Monday’s markets action showed the rapid evolution of the coronavirus from a limited threat to supply chains into an across-the-board tightening of financial conditions, said Gregory Daco, chief U.S. economist for Oxford Economics. A spike in volatility may prompt businesses to hit the pause button on planned investments. And as nervous global investors sought safety in U.S. assets, they pushed up the value of the U.S. dollar.

That will make imported goods for American consumers less expensive, chilling inflation and leaving the Fed farther from hitting its goal of 2 percent annual price increases, which the central bank sees as a sign of a healthy economy. As a result, some investors now expect the Fed to cut rates to counteract some of the economic weaknesses.

“The Fed can’t eliminate all the risks on its own,” said Daco. “What the Fed can do it prevent a worsening of the situation.”

Gold, a safehaven in times of turmoil, climbed 1.6 percent to $1,675 an ounce. Brent crude, the global benchmark, skidded 5.4 percent on worries the outbreak will subdue demand for months to come. China is the world’s largest energy consumer, but it has been buying less crude amid virus-related travel restrictions. Meanwhile, major oil producers have yet to reach a deal on emergency measures to scale back output. The drop in oil prices will ramp up pressure on OPEC — the Organization of the Petroleum Exporting Countries — and Russia to reduce oil supplies at an upcoming meeting in March.

U.S. stock markets ended in decline last week, with the tech-heavy Nasdaq shedding 1.79 percent on Friday. Technology stocks like Apple, Amazon, and Google parent Alphabet were hit particularly hard. 

Meanwhile, the yield on the 30-year Treasury fell to an all-time low, suggesting investor confidence in the economy was on shaky ground.
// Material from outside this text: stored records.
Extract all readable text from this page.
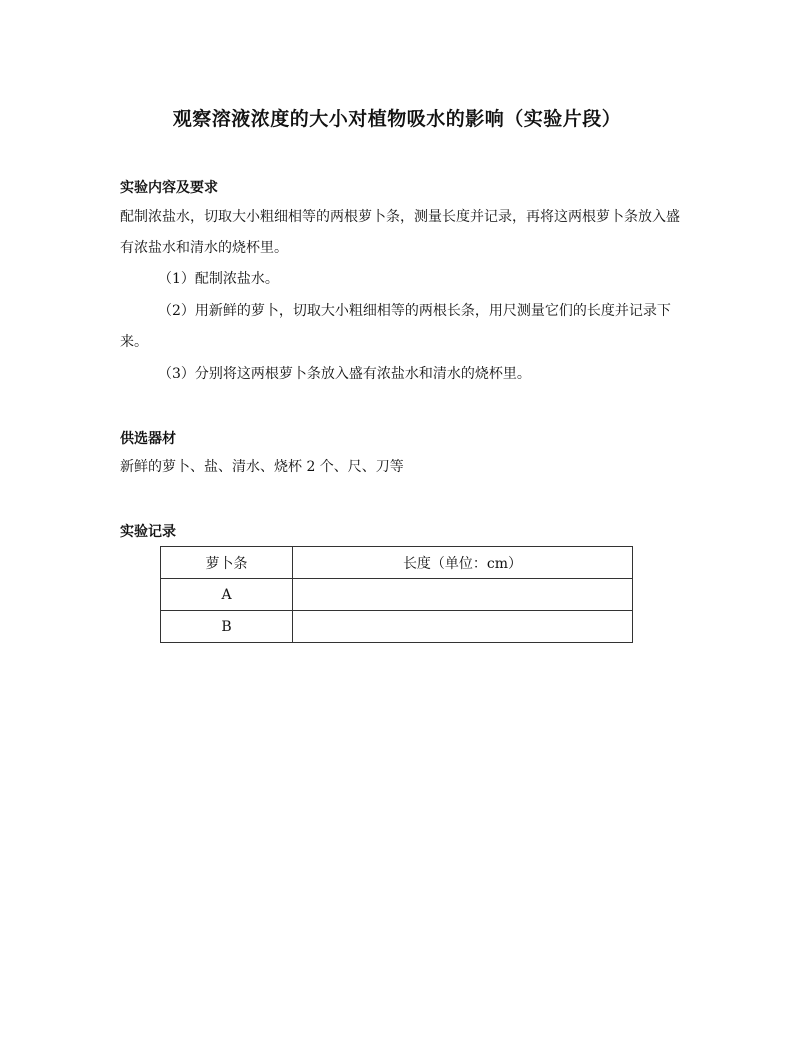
观察溶液浓度的大小对植物吸水的影响（实验片段）
实验内容及要求
配制浓盐水，切取大小粗细相等的两根萝卜条，测量长度并记录，再将这两根萝卜条放入盛有浓盐水和清水的烧杯里。
（1）配制浓盐水。
（2）用新鲜的萝卜，切取大小粗细相等的两根长条，用尺测量它们的长度并记录下来。
（3）分别将这两根萝卜条放入盛有浓盐水和清水的烧杯里。
供选器材
新鲜的萝卜、盐、清水、烧杯 2 个、尺、刀等
实验记录
萝卜条	长度（单位：cm）
A	
B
Michael Farr, president of Farr, Miller & Washington, said that the Federal Reserve’s ability to tackle the economic turmoil “is very limited.” A reduction in U.S. rates won’t address the supply problem coming out of Asia, Farr said, or reopen shuttered schools and factories.

“The risk isn’t so much morbidity and mortality, but it is the risk of business slowdown and perhaps even recession, Farr said.

Still, some say it was only a matter of time before global markets reacted sharply, and all at once, to the outbreak.

“The bond market had been signaling danger while the stock market has been blithely climbing the wall of worry,” said Nancy Tengler, chief investment officer of Laffer Tengler Investments. “We expected a much stronger correction on the initial coronavirus news — stocks are due for a pullback, after all. If we get a proper correction as the virus spreads, we think this will be constructive for stocks in the long-run.”